Le tribunal a également statué que même si l'information au dossier comptait parmi
les éléments qui ont guidé la décision, il n'y pas lieu d'interdire au
commissaire d'appuyer sa décision sur les rapports nouveaux ou révisés qui lui
parviennent dans les six mois qui précèdent la libération. De l'avis du tribunal,
il serait fort étrange que l'information communiquée pendant cette période n'ait
pas déjà été signalée, plus ou moins ouvertement, dans les rapports
précédents. Lord c. le Service correctionnel du Canada et le directeur de
l'établissement Matsqui La Section de première instance de la Cour
fédérale du Canada a maintenu la décision du directeur de l'établissement
Matsqui d'interdire à M. Lord de rendre visite à son fils qui purge une peine
d'emprisonnement à perpétuité au sein de l'établissement Matsqui. Les
visites avait été suspendues à la suite d'allégations que M. Lord
s'était comporté de manière «irrespectueuse et abusive» avec le
personnel de l'établissement. Les motifs expliquant la décision du directeur de
l'établissement avaient été communiqués par écrit à M. Lord.

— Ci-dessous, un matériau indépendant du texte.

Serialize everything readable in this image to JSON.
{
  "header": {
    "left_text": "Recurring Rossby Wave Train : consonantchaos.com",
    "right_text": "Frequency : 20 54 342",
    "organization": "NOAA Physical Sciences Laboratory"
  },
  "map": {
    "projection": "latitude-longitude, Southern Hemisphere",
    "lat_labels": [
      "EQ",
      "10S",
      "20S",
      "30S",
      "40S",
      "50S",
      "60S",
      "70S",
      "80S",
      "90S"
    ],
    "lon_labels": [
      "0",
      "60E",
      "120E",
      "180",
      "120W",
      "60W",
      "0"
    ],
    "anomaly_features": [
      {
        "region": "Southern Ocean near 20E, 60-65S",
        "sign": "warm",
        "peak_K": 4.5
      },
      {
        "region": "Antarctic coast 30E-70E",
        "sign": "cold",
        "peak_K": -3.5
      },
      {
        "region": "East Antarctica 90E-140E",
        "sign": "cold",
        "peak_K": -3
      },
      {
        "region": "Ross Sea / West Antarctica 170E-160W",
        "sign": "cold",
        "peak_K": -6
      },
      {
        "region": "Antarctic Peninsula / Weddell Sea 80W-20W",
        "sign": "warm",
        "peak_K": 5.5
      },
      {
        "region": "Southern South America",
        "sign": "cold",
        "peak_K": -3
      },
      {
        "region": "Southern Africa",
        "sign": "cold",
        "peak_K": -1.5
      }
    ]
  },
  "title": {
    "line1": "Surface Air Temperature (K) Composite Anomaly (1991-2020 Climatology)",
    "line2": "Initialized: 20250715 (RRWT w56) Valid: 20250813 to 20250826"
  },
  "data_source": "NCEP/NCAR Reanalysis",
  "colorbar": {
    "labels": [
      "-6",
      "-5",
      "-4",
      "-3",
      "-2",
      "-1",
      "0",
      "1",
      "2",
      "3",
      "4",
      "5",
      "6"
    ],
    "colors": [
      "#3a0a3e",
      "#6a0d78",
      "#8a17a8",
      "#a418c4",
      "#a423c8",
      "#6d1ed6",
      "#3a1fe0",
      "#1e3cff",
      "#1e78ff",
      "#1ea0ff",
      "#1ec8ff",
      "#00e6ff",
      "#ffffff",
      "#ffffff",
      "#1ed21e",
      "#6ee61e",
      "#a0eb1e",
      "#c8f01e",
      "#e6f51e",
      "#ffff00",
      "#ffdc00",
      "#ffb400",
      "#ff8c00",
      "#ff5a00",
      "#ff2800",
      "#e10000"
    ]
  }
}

Selon le juge Pinard, «la décision a été prise par une autorité
compétente et de bonne foi, et le requérant a été traité on ne peut
plus équitablement». Le tribunal n'a pas trouvé de dérogation à la
Charte, précisant que «... une personne qui rend visite à un détenu en
prison ne peut jouir d'une liberté d'association totale. Les droits d'association doivent
être assujettis à la nécessité de préserver la sécurité
au sein de l'établissement». [traduction] Bell c. le Service national des
libérations conditionnelles M. Bell a été mis en libération d'office
sous réserve d'une condition supplémentaire lui interdisant de consommer des boissons
alcoolisées. Conformément à l'article 55 de la Loi sur le système
correctionnel et la mise en liberté sous condition, des échantillons d'urine ont
été exigés à intervalles réguliers afin de vérifier si M. Bell
respectait la condition supplémentaire régissant sa mise en liberté. On plaida
qu'il y devait y avoir raisonnablement lieu de croire que M. Bell dérogeait à la condition
imposée pour justifier une telle fouille et saisie.
Le juge Melvin de la cour suprême de la Colombie-Britannique a statué que même si en
vertu de l'article 54(a) de la Loi, il faut avoir «un motif raisonnable» pour
justifier la demande d'un échantillon d'urine, l'article 55 ne contient pas telle mention. Il a
donc rejeté la requête. Frankie c. sa Majesté la Reine La libération
conditionnelle de M. Frankie était suspendue au moment de l'entrée en vigueur de la Loi
sur le système correctionnel et la mise en liberté sous condition. Elle a
été révoquée le 13 novembre 1992.
Le tribunal devait trancher les questions suivantes:
-
M. Frankie avait-il droit aux jours de réduction de peine qu'il avait accumulés
pendant qu'il purgeait sa peine (et qui lui auraient été retirés au moment de
la suspension ou de la révocation de la libération conditionnelle en vertu de la
Loi sur la libération conditionnelle de détenus)?
-
Avait-il droit aux jours de réduction de peine accumulés pendant la suspension de sa
libération conditionnelle jusqu'à l'entrée en vigueur de la nouvelle
Loi?
-
À partir de quelle date fallait-il calculer les deux tiers de la période non
purgée de la peine: la date de réincarcération pour cause de suspension de la
libération conditionnelle ou la date de révocation de la libération
conditionnelle?
La Division d'appel de la Cour fédérale a maintenu que le détenu n'avait pas droit
aux jours de réduction de peine accumulés pour réduire la période non
purgée de la peine après la révocation de la libération conditionnelle.
L'article 138 stipule clairement que les détenus doivent purger les deux tiers du reste de la
peine en cours à compter de la date de révocation. La Loi ne prévoit pas de
modalité qui permette de soustraire de cette période les jours accumulés pendant la
suspension de la libération conditionnelle. Les deux tiers de la peine sont calculés
à partir de la date de révocation. Même si les termes français ne sont pas
identiques à ceux en anglais, il est manifeste même dans la version française que la
date de réincarcération correspond à la date du retour en prison après la
révocation, et non à la date de suspension de la libération conditionnelle.